In a notification, the Ministry said: “The Central Government hereby appoints the 1st day of August, 2025 as the date on which the provisions of sections 3,4,5,15,16,17,18,19 and 20 of the said Act shall come into force.” However, the date for allowing the inclusion of four nominees in bank deposits/accounts/lockers is yet to be notified. It is expected to be announced once banks complete the software upgrades.

One key provision (Section 3 of new law) is related with definition of substantial interest. Before the enactment of the new law, under the Banking Regulation Act, substantial interest in a company referred to holding shares of over five lakh rupees or 10 per cent of the paid-up capital of the company, whichever was lower. This may be held by an individual, his spouse, or minor child, either individually or collectively. Now with the amendment, the threshold has been raised to ₹2 crore.This has been done to reflect the present value, as the earlier threshold was last fixed in 1968.

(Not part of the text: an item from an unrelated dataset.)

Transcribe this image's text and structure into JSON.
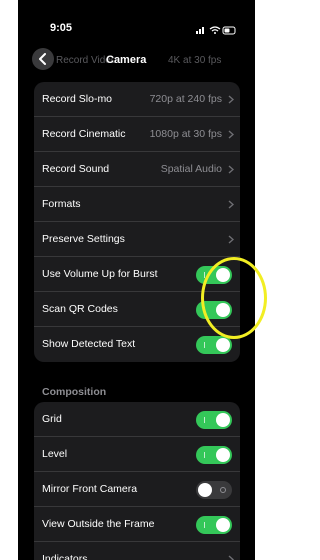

Section 4 and 5 deal with directors of co-operative banks. Till date, the Banking Regulation Act prohibited the director of a bank (except its chairman or whole-time director) to hold office for more than eight years consecutively. Now with the amendment, the period will be 10 years. Also, till date, a director on the bank’s board was not permitted to serve on the board of another bank. This does not apply to directors appointed by RBI. Now the amendment l extends this exemption to the director of a central co-operative bank. This exemption will apply where he is elected to the board of a state cooperative bank in which he is a member

Two other provisions (Section 15 to 20 of new law) are related with settlement of unclaimed amounts and remuneration of auditors. The State Bank of India Act, and the Banking Companies (Acquisition and Transfer of Undertakings) Acts of 1970 and 1980 provide for transferring unpaid or unclaimed dividend to an unpaid dividend account. If the money in the account remains unpaid or unclaimed for seven years, it is transferred to the Investor Education and Protection Fund (IEPF). Now the amendment widens the ambit of the funds that can be transferred to the IEPF. These include shares for which dividend has not been paid or claimed for seven consecutive years, and any interest or redemption amount for bonds which is unpaid/ unclaimed for seven years. Any person whose shares or unclaimed/ unpaid money is transferred to IEPF can claim the transfer or refund.

Till now, remuneration of auditors is used to be  fixed by the RBI in consultation with the central government. Now the amendment empowers banks to decide the remuneration of their auditors.